Изменить размер шрифта - +
Занавес раздвинут, к складкам пришпилены бумажные пятиконечные звезды салатного цвета с зависающими от старости лучами. Задник украшен странным по своей безыдейности плакатом: аккуратно обрезанная кисть руки, бесполая и бледная, как у покойника. Четыре пальца полуподжаты, словно сжимают что-то невидимое и круглое, а пятый, указательный, непропорционально длинный и толстый по сравнению с остальными, – вытянут вперед и слегка согнут. У кончика ногтя, а также над внешними и под внутренними сгибами фаланг написаны латинские буквы, сбоку – четверостишие на эсперанто. Что это стихи, Вагин догадался по окончаниям.

В актовом зале относительно плотно были заполнены первые рядов десять. Дальше, приблизительно до третьего окна из четырех имевшихся, зрители располагались по одному или разнополыми парами.

Предпоследним сидел Осипов, последним – курсант. За ним тянулись шеренги пустых стульев.

Свечников с Казарозой и не отстававшим от них толстогубым Карлушей пробрались в середину четвертого ряда, где были свободные места, а Вагин подсел к Осипову.

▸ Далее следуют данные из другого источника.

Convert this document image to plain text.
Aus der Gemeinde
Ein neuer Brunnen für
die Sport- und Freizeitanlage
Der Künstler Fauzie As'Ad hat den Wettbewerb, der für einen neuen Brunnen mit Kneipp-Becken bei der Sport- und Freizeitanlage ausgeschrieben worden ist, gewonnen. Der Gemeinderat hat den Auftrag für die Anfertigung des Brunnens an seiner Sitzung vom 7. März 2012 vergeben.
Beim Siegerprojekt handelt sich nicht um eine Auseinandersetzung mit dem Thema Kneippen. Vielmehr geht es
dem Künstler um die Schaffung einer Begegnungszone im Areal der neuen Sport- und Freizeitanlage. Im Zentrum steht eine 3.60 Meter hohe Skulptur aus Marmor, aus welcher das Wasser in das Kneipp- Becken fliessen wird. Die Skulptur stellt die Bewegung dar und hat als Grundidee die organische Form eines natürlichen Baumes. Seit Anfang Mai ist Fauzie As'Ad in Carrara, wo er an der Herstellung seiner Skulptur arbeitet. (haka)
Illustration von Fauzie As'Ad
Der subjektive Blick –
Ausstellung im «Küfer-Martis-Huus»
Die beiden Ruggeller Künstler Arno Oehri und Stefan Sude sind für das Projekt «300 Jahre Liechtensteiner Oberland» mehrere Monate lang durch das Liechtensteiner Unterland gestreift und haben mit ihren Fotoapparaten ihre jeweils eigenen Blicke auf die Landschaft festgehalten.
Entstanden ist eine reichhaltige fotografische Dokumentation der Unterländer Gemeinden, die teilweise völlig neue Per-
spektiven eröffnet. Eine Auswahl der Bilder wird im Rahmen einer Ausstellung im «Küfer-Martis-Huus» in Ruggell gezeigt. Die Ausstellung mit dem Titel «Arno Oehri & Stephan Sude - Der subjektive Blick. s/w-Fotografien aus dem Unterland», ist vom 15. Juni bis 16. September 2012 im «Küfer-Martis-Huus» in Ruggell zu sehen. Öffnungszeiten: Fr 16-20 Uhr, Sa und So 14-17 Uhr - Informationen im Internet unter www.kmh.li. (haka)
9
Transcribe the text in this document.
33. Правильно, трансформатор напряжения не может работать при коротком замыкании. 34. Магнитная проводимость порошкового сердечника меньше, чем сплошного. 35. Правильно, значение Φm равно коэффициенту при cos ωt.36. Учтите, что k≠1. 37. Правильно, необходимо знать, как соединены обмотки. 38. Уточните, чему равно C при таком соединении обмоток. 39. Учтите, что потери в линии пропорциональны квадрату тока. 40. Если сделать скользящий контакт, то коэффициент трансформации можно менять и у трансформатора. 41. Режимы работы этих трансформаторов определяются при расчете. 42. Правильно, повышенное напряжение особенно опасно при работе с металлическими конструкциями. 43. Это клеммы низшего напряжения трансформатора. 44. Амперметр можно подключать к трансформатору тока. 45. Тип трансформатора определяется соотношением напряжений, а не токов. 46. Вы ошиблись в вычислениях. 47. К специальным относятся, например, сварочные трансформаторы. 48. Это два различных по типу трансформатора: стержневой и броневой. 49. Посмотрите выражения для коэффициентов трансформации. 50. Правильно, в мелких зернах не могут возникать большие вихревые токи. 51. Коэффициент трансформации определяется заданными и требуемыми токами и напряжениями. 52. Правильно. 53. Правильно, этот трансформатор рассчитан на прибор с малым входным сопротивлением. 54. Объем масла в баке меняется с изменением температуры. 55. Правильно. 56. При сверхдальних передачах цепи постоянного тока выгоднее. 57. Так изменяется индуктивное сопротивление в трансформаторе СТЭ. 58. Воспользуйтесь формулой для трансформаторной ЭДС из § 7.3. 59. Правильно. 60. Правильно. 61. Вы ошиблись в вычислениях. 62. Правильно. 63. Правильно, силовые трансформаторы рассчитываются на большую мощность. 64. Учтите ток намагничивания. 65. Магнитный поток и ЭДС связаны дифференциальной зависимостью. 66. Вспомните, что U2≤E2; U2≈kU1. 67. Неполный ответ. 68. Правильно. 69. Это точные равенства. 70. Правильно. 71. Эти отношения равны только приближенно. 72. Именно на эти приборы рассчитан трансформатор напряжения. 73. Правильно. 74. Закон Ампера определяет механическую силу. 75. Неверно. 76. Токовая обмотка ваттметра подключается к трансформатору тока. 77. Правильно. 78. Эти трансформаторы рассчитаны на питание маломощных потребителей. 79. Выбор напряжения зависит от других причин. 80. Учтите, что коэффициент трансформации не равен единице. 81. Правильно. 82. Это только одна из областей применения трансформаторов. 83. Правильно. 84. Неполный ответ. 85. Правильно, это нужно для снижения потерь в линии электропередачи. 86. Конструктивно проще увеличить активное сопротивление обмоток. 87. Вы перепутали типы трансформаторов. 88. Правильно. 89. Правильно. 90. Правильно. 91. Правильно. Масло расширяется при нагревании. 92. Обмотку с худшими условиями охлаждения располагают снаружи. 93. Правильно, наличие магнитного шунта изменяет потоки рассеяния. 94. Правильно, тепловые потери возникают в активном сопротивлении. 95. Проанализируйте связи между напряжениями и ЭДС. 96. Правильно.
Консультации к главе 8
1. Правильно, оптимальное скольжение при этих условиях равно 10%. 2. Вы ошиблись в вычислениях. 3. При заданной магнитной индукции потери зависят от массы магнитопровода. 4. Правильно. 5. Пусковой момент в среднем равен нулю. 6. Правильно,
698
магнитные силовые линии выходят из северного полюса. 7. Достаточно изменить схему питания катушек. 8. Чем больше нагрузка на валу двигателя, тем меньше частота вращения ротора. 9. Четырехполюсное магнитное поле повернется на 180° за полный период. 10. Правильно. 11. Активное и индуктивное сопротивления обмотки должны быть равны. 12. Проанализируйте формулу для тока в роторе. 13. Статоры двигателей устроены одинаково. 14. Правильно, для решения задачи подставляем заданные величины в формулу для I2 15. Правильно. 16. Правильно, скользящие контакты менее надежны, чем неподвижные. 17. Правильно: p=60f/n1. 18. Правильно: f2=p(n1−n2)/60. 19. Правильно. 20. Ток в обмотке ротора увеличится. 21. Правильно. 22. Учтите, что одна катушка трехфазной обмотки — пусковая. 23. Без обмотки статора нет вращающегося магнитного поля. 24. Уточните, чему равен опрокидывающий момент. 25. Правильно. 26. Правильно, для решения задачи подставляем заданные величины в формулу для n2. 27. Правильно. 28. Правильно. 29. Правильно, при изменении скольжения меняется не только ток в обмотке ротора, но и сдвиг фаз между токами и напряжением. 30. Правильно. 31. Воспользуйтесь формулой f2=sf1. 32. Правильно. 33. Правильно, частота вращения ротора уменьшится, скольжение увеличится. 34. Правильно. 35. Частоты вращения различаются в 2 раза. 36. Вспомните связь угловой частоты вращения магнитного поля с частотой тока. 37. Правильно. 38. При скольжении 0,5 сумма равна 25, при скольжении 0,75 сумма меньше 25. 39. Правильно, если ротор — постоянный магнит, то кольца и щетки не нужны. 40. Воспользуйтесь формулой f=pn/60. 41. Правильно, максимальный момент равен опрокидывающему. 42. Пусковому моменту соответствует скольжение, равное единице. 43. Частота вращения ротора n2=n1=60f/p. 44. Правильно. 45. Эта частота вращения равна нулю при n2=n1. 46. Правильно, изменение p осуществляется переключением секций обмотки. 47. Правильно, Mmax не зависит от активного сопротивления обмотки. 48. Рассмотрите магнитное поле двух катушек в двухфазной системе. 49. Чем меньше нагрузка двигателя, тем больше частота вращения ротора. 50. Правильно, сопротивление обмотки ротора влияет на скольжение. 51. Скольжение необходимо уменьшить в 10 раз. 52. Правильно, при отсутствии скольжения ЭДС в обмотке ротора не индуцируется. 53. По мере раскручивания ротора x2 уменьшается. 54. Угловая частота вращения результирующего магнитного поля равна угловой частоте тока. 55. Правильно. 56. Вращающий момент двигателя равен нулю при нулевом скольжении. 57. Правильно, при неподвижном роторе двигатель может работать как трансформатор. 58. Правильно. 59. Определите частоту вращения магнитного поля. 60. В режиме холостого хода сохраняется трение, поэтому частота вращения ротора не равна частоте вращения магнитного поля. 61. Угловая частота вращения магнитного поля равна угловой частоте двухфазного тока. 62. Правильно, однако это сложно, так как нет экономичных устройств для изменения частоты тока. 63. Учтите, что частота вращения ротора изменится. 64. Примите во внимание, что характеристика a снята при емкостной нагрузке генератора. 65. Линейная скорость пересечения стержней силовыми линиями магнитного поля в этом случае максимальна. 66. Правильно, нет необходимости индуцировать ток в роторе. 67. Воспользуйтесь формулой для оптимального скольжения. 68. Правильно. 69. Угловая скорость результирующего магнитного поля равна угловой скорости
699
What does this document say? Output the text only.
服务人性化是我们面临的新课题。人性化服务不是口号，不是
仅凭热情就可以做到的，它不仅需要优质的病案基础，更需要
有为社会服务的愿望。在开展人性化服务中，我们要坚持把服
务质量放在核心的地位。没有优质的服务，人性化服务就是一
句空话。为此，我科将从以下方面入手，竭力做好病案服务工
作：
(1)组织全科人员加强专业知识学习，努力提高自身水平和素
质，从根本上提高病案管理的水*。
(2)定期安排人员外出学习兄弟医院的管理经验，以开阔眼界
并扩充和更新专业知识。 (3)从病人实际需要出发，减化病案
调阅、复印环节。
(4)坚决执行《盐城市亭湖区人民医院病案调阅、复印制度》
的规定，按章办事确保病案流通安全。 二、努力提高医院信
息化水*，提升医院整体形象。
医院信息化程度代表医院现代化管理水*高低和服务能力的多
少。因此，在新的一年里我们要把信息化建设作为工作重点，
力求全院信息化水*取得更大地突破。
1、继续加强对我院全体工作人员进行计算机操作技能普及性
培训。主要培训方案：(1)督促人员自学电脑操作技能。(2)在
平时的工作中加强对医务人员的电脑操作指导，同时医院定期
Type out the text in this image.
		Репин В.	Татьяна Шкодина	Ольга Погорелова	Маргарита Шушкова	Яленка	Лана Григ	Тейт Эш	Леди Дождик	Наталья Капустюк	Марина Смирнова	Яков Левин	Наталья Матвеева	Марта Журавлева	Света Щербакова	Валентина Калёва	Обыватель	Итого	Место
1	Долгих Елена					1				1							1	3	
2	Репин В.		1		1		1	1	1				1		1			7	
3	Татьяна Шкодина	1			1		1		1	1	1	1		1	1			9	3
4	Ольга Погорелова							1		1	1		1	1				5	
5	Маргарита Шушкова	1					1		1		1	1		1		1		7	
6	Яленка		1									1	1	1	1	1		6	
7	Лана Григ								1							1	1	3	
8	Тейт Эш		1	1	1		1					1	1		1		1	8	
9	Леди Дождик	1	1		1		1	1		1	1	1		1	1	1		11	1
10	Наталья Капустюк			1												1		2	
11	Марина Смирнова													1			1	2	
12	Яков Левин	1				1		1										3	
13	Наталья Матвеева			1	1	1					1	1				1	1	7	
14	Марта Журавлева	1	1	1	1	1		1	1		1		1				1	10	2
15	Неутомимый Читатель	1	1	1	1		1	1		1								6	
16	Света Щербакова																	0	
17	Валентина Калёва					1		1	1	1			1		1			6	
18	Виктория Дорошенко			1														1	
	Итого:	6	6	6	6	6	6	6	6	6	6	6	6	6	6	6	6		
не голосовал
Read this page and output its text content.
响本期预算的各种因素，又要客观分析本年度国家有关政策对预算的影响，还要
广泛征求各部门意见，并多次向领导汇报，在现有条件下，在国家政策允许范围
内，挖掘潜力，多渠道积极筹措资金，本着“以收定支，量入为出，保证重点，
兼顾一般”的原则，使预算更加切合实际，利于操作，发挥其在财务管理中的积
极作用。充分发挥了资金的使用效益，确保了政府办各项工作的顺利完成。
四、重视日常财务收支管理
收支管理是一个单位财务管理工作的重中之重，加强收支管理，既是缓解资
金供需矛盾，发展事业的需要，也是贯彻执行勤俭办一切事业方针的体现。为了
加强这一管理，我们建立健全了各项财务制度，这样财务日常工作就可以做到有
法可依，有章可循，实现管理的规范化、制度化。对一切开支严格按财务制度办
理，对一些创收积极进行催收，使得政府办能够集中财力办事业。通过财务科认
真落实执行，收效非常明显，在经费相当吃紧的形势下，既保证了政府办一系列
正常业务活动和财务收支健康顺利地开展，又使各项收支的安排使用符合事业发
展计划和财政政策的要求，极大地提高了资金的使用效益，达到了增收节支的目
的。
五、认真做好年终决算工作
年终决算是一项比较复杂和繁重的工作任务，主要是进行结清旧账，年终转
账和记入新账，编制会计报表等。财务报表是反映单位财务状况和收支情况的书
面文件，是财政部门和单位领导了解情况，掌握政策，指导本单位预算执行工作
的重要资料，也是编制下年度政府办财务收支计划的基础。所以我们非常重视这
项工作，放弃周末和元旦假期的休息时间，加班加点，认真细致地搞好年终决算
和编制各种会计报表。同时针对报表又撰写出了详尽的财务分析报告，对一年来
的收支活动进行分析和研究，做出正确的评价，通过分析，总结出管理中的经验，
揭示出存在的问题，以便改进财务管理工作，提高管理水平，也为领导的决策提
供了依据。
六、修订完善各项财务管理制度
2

– Плакат на сцене видишь? – спросил тот.

– С пальцем?

– Другого там нет. Знаешь, что это такое?

– Откуда? Я не эсперантист.

– Я тоже, мне Сикорский объяснил. Это что-то вроде календаря, изобретение самого Заменгофа. С помощью собственного пальца можно определить, на какой день недели падает любое число любого месяца. Буква «А» у начала первой фаланги соответствует понедельнику и так далее по ходу часовой стрелки. Стишок – ключ. В нем всего двенадцать слов, и каждое соотносится с каким-нибудь месяцем.

– И о чем стишок?

– Я в нем понимаю единственное слово – диа.

– Бог?

Осипов кивнул, не сводя глаз со Свечникова. Тот уже занял место Сикорского.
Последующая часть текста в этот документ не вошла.